Granite Shoals Mayor Will Skinner and Councilor Samantha Ortis during a special meeting of the City Council on Feb. 1 that included an executive session to evaluate City Manager Jeff Looney’s conduct. Another, similar session was held at the May 10 meeting. A disciplinary committee was formed to discuss Looney’s actions. Staff photo
Granite Shoals City Manager Jeff Looney might face disciplinary action, which could include termination. After a two-hour executive session at the Granite Shoals City Council meeting Tuesday, May 10, the council voted to form a disciplinary committee of four to attempt a reconciliation between Looney and Councilor Samantha Ortis. The issue will be revisited as an agenda item at the May 24 council meeting.
On the committee are Ortis, Looney, Mayor Will Skinner, and Councilor Eddie McCoy.
In his statement, he called Ortis’ behavior “slanderous and unprofessional.”
The tables turned with the most recent flareup, which involved Looney calling Ortis’ boss.
“My livelihood was, in my opinion, put at jeopardy because the city manager didn’t like my First Amendment right to freedom of speech and what I posted on social media,” Ortis said in the meeting. “So he called my boss. To me, to sit in (executive session) and listen to all of you, well, not all of you, several of you, make excuses for his actions, (to say), ‘It’s OK. We all make mistakes,’ in my opinion, that’s not OK.”
Councilor Phil Ort made a statement in open meeting supporting Ortis.
“In my opinion, the city manager crossed a line that you just do not cross,” he said. “I can’t agree with this course action.”

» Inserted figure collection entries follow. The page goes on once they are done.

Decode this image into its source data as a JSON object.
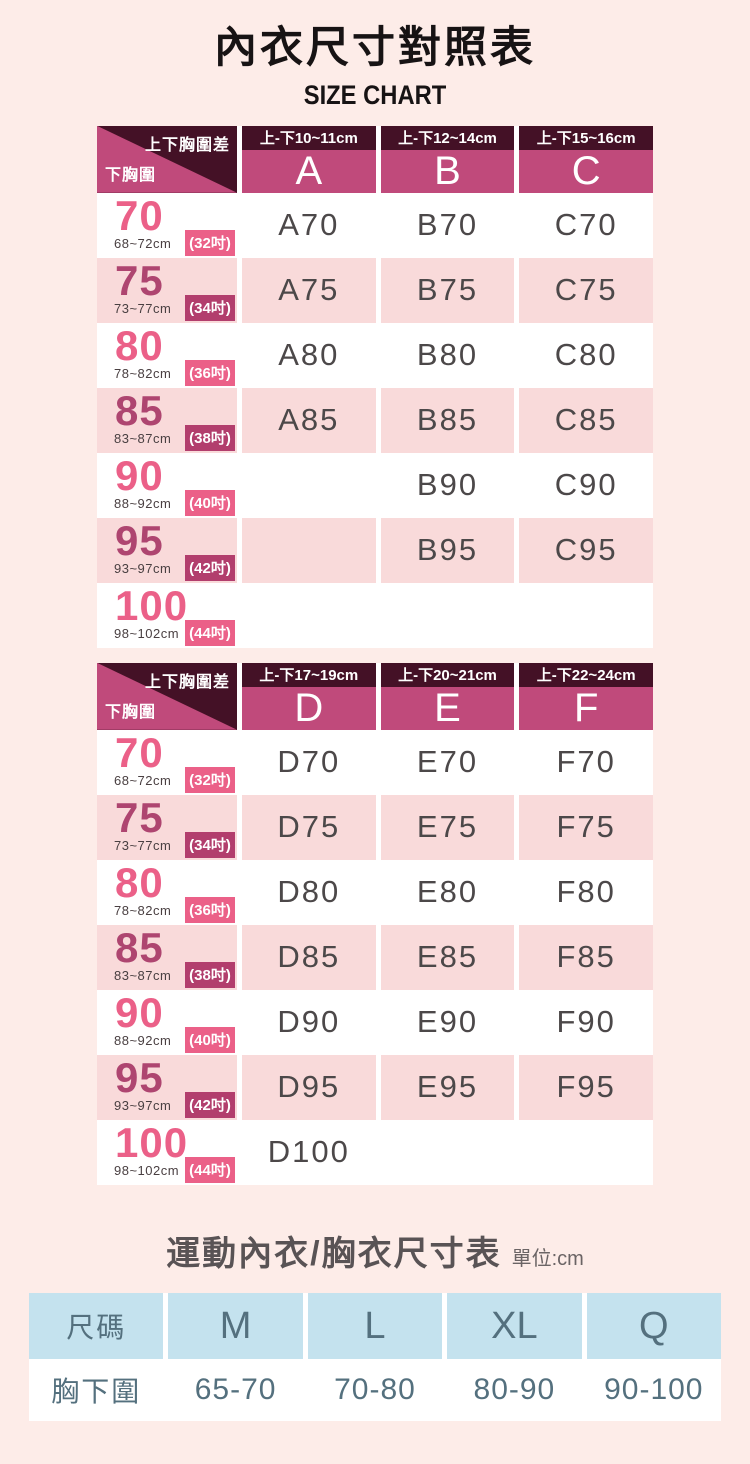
{
  "header": {
    "title": "內衣尺寸對照表",
    "subtitle": "SIZE CHART"
  },
  "size_tables": [
    {
      "corner": {
        "top_right": "上下胸圍差",
        "bottom_left": "下胸圍"
      },
      "columns": [
        {
          "diff": "上-下10~11cm",
          "cup": "A"
        },
        {
          "diff": "上-下12~14cm",
          "cup": "B"
        },
        {
          "diff": "上-下15~16cm",
          "cup": "C"
        }
      ],
      "rows": [
        {
          "size": "70",
          "range": "68~72cm",
          "inch": "(32吋)",
          "cells": [
            "A70",
            "B70",
            "C70"
          ]
        },
        {
          "size": "75",
          "range": "73~77cm",
          "inch": "(34吋)",
          "cells": [
            "A75",
            "B75",
            "C75"
          ]
        },
        {
          "size": "80",
          "range": "78~82cm",
          "inch": "(36吋)",
          "cells": [
            "A80",
            "B80",
            "C80"
          ]
        },
        {
          "size": "85",
          "range": "83~87cm",
          "inch": "(38吋)",
          "cells": [
            "A85",
            "B85",
            "C85"
          ]
        },
        {
          "size": "90",
          "range": "88~92cm",
          "inch": "(40吋)",
          "cells": [
            "",
            "B90",
            "C90"
          ]
        },
        {
          "size": "95",
          "range": "93~97cm",
          "inch": "(42吋)",
          "cells": [
            "",
            "B95",
            "C95"
          ]
        },
        {
          "size": "100",
          "range": "98~102cm",
          "inch": "(44吋)",
          "cells": [
            "",
            "",
            ""
          ]
        }
      ]
    },
    {
      "corner": {
        "top_right": "上下胸圍差",
        "bottom_left": "下胸圍"
      },
      "columns": [
        {
          "diff": "上-下17~19cm",
          "cup": "D"
        },
        {
          "diff": "上-下20~21cm",
          "cup": "E"
        },
        {
          "diff": "上-下22~24cm",
          "cup": "F"
        }
      ],
      "rows": [
        {
          "size": "70",
          "range": "68~72cm",
          "inch": "(32吋)",
          "cells": [
            "D70",
            "E70",
            "F70"
          ]
        },
        {
          "size": "75",
          "range": "73~77cm",
          "inch": "(34吋)",
          "cells": [
            "D75",
            "E75",
            "F75"
          ]
        },
        {
          "size": "80",
          "range": "78~82cm",
          "inch": "(36吋)",
          "cells": [
            "D80",
            "E80",
            "F80"
          ]
        },
        {
          "size": "85",
          "range": "83~87cm",
          "inch": "(38吋)",
          "cells": [
            "D85",
            "E85",
            "F85"
          ]
        },
        {
          "size": "90",
          "range": "88~92cm",
          "inch": "(40吋)",
          "cells": [
            "D90",
            "E90",
            "F90"
          ]
        },
        {
          "size": "95",
          "range": "93~97cm",
          "inch": "(42吋)",
          "cells": [
            "D95",
            "E95",
            "F95"
          ]
        },
        {
          "size": "100",
          "range": "98~102cm",
          "inch": "(44吋)",
          "cells": [
            "D100",
            "",
            ""
          ]
        }
      ]
    }
  ],
  "sport_section": {
    "title": "運動內衣/胸衣尺寸表",
    "unit": "單位:cm",
    "table": {
      "header": [
        "尺碼",
        "M",
        "L",
        "XL",
        "Q"
      ],
      "row_label": "胸下圍",
      "row_values": [
        "65-70",
        "70-80",
        "80-90",
        "90-100"
      ]
    }
  },
  "colors": {
    "page_background": "#fdece8",
    "dark_maroon": "#441126",
    "header_magenta": "#c04a7b",
    "row_pink": "#f9dada",
    "accent_bright_pink": "#eb6088",
    "accent_dark_magenta": "#b23e6d",
    "cell_text": "#4c4849",
    "sport_header_blue": "#c4e2ee",
    "sport_text": "#54707e"
  }
}
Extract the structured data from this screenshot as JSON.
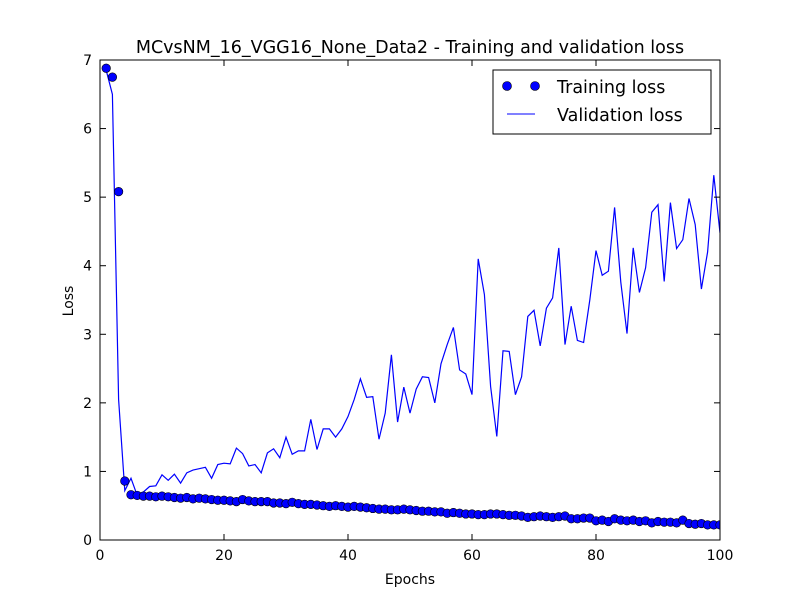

He was referring to the motion to meet in an attempt at reconciliation. The motion was made by Councilor Ron Munos and seconded by Councilor Steve Hougen.
“I believe a motion is a course of action to see if reconciliation can be made,” Hougen said in response. “We are all on this team. We all need improvement.”
After some quiet back-and-forth talking between Mayor Skinner and Ortis, who sit next to each other at the dais, Ortis made a final statement.
“I like your plan, Eddie, of just getting a group of people together to discuss the situation and see where we can go with that,” she said, referring to Councilor Eddie McCoy. “I also feel like, as the only female council member in the group here, and seeing the way that some of our other female park committee members are treated and some of our administration are treated, we are not spoken to the same way you guys are. We are not spoken about the same way you guys are.”
Her remarks received a round of applause from audience members who hung around for the unusually long executive session and late meeting.
Several members of the audience, including those on Zoom, spoke. One questioned whether anything would really be done.
“Disciplinary action can be up to termination,” Skinner answered. “We are not going to just give him a slap on the wrist.”
Ortis appeared to be a hard sell on forming a committee, though she acquiesced. She left the executive session at the halfway point and spent the last 45 minutes at the council dais texting and playing games on her phone with one of Skinner’s children.
After reconvening, council members seemed reluctant to openly discuss the issue until City Attorney Josh Katz said that, although he did not recommend talking about what was said in closed session, it was within their First Amendment right to freedom of speech to do so.
The motion to form a disciplinary committee was approved 7-0 with Councilor Bruce Jones voting via Zoom. He did not attend in person. The May 10 meeting will be Jones’ last regular meeting as he was defeated in the May 7 election by challenger Aaron Garcia. Along with Hougen and Ort, who were re-elected, Garcia will be sworn in at the May 24 regular meeting.